First, anyone taking the time to read and help me with this issue, THANK YOU!
WARNING: I am a rookie with the BGP protocol albeit I have been working with RouterOS for over 15 years.
Here is my live scenario, I we have four routers and 20+ road warriors (RW). Two of the routers will be configured to handle connection activity from RWs.
This is the issue I see in our tested configuration: The Routers themselves can ping any resource on any LAN across the routes, the RWs can get any resource on any of the LANs. The desktops in each of the LANs cannot access any of the other LANs across the routes. iBGP advertising is up and working, otherwise the RWs would have the same issue. Somewhere I have taken a misstep in my configuration or I have a misunderstand of the BGP configuration.
In my lab I have 3 Mikrotik routers set up with WireGuard, as follows:
These routers are going to be geographically located in different parts of the county and are the gateways to the offices they will be homed in.
The router at Headquarters (HQ) in Seattle, has a dedicated WireGuard (WG) interface for each of the other routers and a dedicated interface to the road warriors (RW).
An example of what those WG interface settings have at the HQ Router:
Name Address Port
wgToLA 172.17.5.1/30 13281
wgToHOU 172.17.5.5/30 13282
wgToMIA 172.17.5.9/30 13283 (this is the other router set up with RW access)
wgToRW 172.17.5.128/25 13284 (for road warriors only)

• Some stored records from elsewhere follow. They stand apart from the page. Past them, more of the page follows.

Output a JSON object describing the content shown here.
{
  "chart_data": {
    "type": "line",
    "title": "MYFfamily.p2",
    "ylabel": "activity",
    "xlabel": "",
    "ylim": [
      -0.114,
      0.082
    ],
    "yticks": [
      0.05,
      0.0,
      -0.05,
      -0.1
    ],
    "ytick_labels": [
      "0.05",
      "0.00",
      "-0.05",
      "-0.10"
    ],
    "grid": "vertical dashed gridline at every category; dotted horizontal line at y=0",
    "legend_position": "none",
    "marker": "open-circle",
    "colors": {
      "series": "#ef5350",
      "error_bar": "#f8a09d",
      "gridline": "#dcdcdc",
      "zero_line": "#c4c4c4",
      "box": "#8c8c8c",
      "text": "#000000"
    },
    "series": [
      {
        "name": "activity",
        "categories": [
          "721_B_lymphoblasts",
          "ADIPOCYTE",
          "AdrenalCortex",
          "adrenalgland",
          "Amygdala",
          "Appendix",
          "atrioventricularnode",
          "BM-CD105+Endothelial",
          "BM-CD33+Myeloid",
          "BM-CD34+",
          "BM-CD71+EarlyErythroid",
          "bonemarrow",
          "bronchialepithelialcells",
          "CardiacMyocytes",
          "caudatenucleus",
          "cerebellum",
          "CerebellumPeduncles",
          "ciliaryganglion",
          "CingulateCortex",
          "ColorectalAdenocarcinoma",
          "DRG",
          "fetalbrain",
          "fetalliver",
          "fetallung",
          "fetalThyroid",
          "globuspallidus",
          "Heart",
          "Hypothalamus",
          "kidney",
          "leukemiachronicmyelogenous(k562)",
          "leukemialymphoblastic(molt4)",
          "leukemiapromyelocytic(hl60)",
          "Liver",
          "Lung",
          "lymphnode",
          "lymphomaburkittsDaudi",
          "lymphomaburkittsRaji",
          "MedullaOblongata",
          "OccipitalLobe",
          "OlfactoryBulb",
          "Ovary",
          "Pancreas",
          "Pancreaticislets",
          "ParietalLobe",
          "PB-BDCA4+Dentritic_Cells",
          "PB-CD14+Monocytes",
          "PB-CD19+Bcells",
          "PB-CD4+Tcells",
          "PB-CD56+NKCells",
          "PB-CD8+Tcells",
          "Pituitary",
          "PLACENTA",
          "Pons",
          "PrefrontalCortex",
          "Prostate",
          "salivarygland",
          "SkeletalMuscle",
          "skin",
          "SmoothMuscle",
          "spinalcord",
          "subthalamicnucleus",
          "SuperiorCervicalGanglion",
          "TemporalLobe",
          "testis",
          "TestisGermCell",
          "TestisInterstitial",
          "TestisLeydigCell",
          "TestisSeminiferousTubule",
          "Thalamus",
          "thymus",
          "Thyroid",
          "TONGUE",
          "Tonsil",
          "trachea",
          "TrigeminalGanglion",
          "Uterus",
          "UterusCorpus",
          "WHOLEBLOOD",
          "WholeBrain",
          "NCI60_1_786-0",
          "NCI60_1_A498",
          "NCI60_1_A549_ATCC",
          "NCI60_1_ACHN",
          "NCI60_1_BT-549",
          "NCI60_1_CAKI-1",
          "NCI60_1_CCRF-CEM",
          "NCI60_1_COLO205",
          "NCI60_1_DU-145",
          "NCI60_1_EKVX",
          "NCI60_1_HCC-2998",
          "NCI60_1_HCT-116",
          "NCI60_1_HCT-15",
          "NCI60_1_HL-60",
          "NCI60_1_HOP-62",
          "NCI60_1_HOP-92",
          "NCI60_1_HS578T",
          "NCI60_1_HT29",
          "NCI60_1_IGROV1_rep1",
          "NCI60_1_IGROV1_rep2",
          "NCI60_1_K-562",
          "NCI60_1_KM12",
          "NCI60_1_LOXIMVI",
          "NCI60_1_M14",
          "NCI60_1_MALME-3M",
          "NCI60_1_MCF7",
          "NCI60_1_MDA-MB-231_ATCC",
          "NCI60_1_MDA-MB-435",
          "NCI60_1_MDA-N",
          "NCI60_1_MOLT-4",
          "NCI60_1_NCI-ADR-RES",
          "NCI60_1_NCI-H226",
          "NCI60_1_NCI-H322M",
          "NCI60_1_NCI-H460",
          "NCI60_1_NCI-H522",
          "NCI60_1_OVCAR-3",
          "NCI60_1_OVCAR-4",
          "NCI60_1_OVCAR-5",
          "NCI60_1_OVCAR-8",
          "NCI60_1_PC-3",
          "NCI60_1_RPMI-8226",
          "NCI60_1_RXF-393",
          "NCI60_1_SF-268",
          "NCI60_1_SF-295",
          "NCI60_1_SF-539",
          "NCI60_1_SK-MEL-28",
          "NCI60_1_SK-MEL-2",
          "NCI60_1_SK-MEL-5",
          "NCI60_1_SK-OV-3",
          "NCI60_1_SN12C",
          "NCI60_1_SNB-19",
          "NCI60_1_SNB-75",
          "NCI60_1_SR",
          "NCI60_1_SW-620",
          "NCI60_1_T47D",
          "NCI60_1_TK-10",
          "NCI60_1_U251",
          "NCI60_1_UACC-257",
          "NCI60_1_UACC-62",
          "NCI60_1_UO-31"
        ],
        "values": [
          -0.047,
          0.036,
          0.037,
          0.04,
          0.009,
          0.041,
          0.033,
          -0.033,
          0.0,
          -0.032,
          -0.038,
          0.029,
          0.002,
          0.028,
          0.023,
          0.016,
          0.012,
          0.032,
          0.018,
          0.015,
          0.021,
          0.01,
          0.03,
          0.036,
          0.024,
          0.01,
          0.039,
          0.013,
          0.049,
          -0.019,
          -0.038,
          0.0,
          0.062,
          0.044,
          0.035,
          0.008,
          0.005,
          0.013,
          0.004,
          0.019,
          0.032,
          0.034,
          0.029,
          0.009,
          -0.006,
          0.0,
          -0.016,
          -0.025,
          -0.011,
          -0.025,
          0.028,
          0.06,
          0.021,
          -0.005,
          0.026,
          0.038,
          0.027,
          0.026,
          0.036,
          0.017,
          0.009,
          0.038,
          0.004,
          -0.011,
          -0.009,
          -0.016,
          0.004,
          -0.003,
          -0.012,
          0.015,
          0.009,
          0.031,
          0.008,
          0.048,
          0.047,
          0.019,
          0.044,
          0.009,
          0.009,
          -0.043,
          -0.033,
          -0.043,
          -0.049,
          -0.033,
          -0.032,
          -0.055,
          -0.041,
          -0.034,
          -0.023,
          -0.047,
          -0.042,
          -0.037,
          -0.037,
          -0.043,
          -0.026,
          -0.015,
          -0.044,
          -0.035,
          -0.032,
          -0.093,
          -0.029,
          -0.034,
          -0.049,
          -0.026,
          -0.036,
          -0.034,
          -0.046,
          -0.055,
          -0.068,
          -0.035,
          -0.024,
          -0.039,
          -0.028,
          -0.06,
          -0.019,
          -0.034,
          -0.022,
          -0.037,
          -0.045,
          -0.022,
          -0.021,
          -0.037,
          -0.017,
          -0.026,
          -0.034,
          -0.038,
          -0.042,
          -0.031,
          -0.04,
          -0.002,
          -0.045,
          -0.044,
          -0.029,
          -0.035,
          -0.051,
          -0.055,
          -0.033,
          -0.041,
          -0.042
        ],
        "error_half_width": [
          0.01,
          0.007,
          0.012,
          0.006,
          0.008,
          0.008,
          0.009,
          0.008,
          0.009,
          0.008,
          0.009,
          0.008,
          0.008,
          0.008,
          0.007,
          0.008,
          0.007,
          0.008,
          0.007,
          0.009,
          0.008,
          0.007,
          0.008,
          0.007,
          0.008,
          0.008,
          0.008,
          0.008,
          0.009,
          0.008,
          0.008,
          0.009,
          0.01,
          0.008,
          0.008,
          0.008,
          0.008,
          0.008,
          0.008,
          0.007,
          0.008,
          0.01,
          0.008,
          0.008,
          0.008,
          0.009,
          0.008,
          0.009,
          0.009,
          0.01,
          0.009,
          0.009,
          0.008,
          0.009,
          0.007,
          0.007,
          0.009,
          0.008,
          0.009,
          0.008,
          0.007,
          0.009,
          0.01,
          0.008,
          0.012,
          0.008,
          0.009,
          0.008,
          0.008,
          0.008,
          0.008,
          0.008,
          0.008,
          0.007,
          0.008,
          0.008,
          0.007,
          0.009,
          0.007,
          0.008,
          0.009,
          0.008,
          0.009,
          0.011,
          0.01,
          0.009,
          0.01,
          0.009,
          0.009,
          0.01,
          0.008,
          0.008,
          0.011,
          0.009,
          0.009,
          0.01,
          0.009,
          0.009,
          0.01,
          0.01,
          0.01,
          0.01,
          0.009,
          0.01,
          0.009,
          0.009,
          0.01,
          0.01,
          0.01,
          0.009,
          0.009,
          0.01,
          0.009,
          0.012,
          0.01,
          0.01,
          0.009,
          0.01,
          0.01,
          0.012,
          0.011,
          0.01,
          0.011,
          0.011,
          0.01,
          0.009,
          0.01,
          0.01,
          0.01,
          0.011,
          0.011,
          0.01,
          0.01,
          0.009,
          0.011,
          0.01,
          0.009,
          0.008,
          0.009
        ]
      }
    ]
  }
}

There is obviously a peer for each of those interfaces on the HQ router. There are only four settings needed for the peers on the HQ Router, as follows:
Public Key = <from the other endpoint>
Allowed Address = 0.0.0.0/0
Preshared key = <matching key here>
Persistent Keepalive = 00:00:25
Each of the other routers has a single WG interface with a peer pointing back to HQ. Except for wgToMIA which also has a RW Interface.
For example, the LA interface would have this:
Name Address Port
wgToHQ 172.17.5.2/30 14281
And it's peer would have the following:
Public Key = <from the other endpoint>
Endpoint = HQ.myexample.com (our endpoints are static and mapped)
Endpoint Port: 13281
Allowed Address = 0.0.0.0/0
Preshared key = <matching key here>
Persistent Keepalive = 00:00:25
------------- iBGP --------------
The HQ router is set up as the Hub in this iBGP configuration, such that it has a session to each of the other routers.
This is typical of the HQ BGP configuration.
Name = RouteToLA
AS = 100
Router ID = 172.17.5.1
Remote Address = 172.17.5.2/32
Remote AS = 100
Local Address = 172.17.5.1
Local Role = ibgp rr
Connect = yes
Listen = yes
Routing Table = main
Output Redistribute = bgp
NextHop Choice = force self
Output Network = BGP-Out (list containing HQ LAN range, example 192.168.0.0/23)
The iBGP clients like the LA router has these BGP settings:
Name = RouteToHQ
AS = 100
Router ID = 172.17.5.2
Remote Address = 172.17.5.1/32
Remote AS = 100
Local Address = 172.17.5.2
Local Role = ibgp rr client
Connect = yes
Listen = yes
Routing Table = main
Output Network = BGP-Out (list containing LA LAN range, example 192.168.2.0/24)
Session status shows Established, Uptime, TX and RX.
When I open a terminal and run: "routing bgp advertisement print" I see the correct dst addresses for each of the peers.
------------ Road Warrior Config ------------------------
[Interface]
PrivateKey = <from this interface>
ListenPort = 13821
Address = 172.17.5.43/32
DNS = 192.168.0.1, 192.168.0.2
[Peer]
PublicKey = <from router endpoint>
PresharedKey = <from router endpoint>
AllowedIPs = 172.17.5.0/24, 192.168.0.0/20
Endpoint = hq.ebcorp.us:50821
As stated above our RWs can see all the LANs however the desktop clients on each of the LANs cannot access the other LANs.
How do I get my desktops to see each other across the routers?